Dans cette décision de la Cour d’appel du Québec, les courtiers et le vendeur vont en appel d’un jugement qui les a condamnés à payer près de deux millions de dollars à l’acheteur pour une place de stationnement manquante. Il faut mentionner que le contrat avait été annulé pour cette résidence huppée de Westmount.


La cour d’appel souligne d’entrée de jeu l’erreur de la juge de première instance d’évaluer l’ensemble des circonstances de la vente, plus particulièrement si cette place de stationnement est un élément essentiel du contrat. La Cour d’appel mentionne que la transaction n’aurait pas dû être annulée pour cette seule raison, car les acheteurs n’ont pas manifesté d’intérêt particulier pour cette place convoitée lors de leurs deux visites avant d’acheter.

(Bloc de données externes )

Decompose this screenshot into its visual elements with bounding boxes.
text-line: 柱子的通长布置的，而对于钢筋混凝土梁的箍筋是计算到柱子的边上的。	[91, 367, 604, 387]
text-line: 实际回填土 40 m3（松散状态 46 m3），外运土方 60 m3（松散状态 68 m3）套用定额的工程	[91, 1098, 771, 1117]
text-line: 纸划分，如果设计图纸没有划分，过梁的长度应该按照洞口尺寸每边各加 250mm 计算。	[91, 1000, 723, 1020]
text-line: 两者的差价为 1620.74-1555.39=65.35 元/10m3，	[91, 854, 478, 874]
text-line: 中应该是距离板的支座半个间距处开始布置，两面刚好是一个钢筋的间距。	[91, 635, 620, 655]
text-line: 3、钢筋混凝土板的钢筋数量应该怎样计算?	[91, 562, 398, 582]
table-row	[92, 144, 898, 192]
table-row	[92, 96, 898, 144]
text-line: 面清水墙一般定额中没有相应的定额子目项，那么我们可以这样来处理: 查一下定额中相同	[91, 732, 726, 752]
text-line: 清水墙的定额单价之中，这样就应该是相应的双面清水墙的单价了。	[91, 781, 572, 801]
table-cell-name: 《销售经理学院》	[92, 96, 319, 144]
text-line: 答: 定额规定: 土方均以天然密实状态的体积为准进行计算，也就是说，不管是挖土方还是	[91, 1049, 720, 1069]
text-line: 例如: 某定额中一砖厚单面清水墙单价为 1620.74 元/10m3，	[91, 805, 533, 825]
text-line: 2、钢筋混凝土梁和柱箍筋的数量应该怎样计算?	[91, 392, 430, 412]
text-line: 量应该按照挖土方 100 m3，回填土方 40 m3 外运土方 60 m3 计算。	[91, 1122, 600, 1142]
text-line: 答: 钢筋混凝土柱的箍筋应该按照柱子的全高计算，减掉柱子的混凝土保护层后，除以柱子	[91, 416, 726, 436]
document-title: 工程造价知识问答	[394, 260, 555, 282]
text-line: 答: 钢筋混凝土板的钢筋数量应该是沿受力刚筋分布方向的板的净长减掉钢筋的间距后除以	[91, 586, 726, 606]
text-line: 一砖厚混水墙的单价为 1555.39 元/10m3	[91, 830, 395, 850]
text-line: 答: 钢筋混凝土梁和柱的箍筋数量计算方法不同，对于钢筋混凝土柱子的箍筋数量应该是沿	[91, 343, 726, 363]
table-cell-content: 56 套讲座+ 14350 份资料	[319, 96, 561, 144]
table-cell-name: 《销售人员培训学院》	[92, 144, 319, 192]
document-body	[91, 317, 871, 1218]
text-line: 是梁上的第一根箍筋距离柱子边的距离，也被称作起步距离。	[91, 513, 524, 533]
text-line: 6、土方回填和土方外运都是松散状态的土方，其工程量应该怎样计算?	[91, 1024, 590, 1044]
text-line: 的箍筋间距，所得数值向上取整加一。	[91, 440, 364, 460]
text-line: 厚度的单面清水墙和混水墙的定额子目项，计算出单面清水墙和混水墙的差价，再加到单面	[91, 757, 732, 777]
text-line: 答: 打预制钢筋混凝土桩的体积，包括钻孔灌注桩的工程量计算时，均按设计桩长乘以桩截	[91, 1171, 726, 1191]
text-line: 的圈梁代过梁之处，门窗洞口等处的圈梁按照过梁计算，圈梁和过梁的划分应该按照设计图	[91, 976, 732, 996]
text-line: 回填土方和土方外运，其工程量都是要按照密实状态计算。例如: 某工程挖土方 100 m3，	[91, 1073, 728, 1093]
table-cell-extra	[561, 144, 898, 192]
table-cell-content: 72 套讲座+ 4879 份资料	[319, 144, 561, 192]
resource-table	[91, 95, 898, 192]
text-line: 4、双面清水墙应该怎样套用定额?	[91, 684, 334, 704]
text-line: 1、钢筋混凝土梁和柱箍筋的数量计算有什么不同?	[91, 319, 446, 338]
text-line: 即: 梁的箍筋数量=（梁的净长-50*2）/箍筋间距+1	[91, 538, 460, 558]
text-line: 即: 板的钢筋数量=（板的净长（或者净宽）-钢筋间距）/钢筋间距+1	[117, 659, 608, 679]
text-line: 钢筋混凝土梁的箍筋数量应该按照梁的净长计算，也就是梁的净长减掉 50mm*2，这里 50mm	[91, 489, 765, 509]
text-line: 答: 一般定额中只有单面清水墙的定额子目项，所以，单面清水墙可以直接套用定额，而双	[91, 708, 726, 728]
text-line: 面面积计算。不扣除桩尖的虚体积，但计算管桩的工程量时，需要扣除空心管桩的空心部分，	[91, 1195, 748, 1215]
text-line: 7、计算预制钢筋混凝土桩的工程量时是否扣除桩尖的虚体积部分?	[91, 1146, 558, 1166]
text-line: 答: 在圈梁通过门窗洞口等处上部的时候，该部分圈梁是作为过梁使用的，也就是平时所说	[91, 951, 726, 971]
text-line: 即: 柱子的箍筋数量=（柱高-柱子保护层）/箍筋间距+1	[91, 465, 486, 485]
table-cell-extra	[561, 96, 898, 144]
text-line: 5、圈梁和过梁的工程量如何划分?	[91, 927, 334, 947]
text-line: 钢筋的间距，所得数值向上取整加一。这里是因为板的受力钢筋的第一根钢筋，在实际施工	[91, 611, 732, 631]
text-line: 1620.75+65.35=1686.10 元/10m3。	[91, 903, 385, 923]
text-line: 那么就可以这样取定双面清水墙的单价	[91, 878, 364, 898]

Cependant, la Cour d’appel considère tout de même que les courtiers ont été négligents et ont causé un préjudice aux acheteurs. En effet, les courtiers continuent de plaider que l’espace peut accueillir une « petite voiture », ce qui ne respecte évidemment pas la réglementation municipale sur le sujet.


Finalement, la Cour d’appel retient la position de l’expert des acheteurs, qui considère qu’une résidence à Westmount avec une seule place de stationnement (plutôt que deux) est nettement moins intéressante pour des acheteurs potentiels, ce qui a un impact à la baisse au niveau du prix de vente. La Cour d’appel retient un montant de 7% de la valeur d’immeuble et condamne les appelants à payer un peu plus de 150 000$ aux acheteurs.